Fall shakes off its colorful dress of leaves in the cold wind. Tender drizzle lands on our shoulders and ruffles our curls. With rain boots, our son jumps into every puddle that comes his way. While doing so he lilts the song “Autumn, autumn, autumn is here”. Back home he soon hums himself to sleep for his nap. So I use the short time to read a few pages on the most comfortable couch in the world. In my search for a solid treehouse read I recently came across author and farmer John Lewis-Stempel. His latest book „The Wood. The Life and Times of Cockshutt Wood”, was published by DuMont Publishing in 2020. The Times is celebrating him as England’s best nature writer, which sounds promising.
Armed with a thick, hot chocolate, a cuddly woollen sweater and a terribly fluffy blanket, I root myself on the sofa. Through the first pages I enter the forest of Cockshutt Wood. There, accompanied by the author, I meet pond hens, catch sight of a fox from the corner of my eye and walk through the fragrant spruce grove. The deeper I go into the woods, the more it is confirmed that The Times is not exaggerating its attribution. “The woodcocks are coming back. The forest breathes birds, in and out” is only one of many pictorial descriptions that immediately start a film in my head.
In the course of the year, a fine dose of humorous observations, informative and historical facts about Cockshutt Wood, exquisite poetry, original metaphors and precise descriptions of nature alternate.
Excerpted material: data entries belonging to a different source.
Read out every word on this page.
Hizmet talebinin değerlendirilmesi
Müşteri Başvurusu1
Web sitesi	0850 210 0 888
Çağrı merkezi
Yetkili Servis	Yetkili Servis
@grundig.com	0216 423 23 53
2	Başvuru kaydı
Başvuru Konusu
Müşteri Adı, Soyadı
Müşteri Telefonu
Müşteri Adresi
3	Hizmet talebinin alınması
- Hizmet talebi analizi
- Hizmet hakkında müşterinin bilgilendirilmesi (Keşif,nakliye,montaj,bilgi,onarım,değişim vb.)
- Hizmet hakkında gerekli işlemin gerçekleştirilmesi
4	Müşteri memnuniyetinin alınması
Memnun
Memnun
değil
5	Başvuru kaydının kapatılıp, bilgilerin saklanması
They do sound highly poetic, but never are kitschy or euphemistic. For example, he calls mushrooms shooting up out of the ground a “rotting science-fiction city”*. Next to him, “a lonely tree-runner combs through the bark of an alder tree like a cleaner looking for trash under the rows of benches after the concert”. A little later he compares “pigs eating in the cold with a steam engine team, regular as cylinder pistons”. And I feel as if I am standing right next to the author.
Lewis-Stempel leased and managed the forest using natural methods for four years. There he kept pigs, cows and sheep free in the woods (also called “Waldhutung”, once an important custom). During long walks, he studied flora and fauna, went hunting and took care of the managed forest using old and proven careful methods. John enjoys the forest as much as he drudges and toils in it. He knows a lot about his piece of land, knows its history, which goes back to William the Conqueror. John reveals how to estimate the age of trees without cutting them down and gives away recipes every now and then. He knows the healing powers of ivy, ilex and elderberry. He compares trees with musical instruments and describes how they sound different in the wind. This book, being incredibly versatile, so poetic and highly informative, makes good reading on many different levels and yet is so well-balanced in itself. As if the balancing effect of the forest had been transferred to the author.
After a few pages, I feel almost as relaxed as if I had been on a real forest walk. This diary is indeed a suitable reading for the treehouse and a good stimulus to immediately (!) go into the forest to make your own observations.
* The quotes have been translated from german into english, therefore they do not resemble the english version.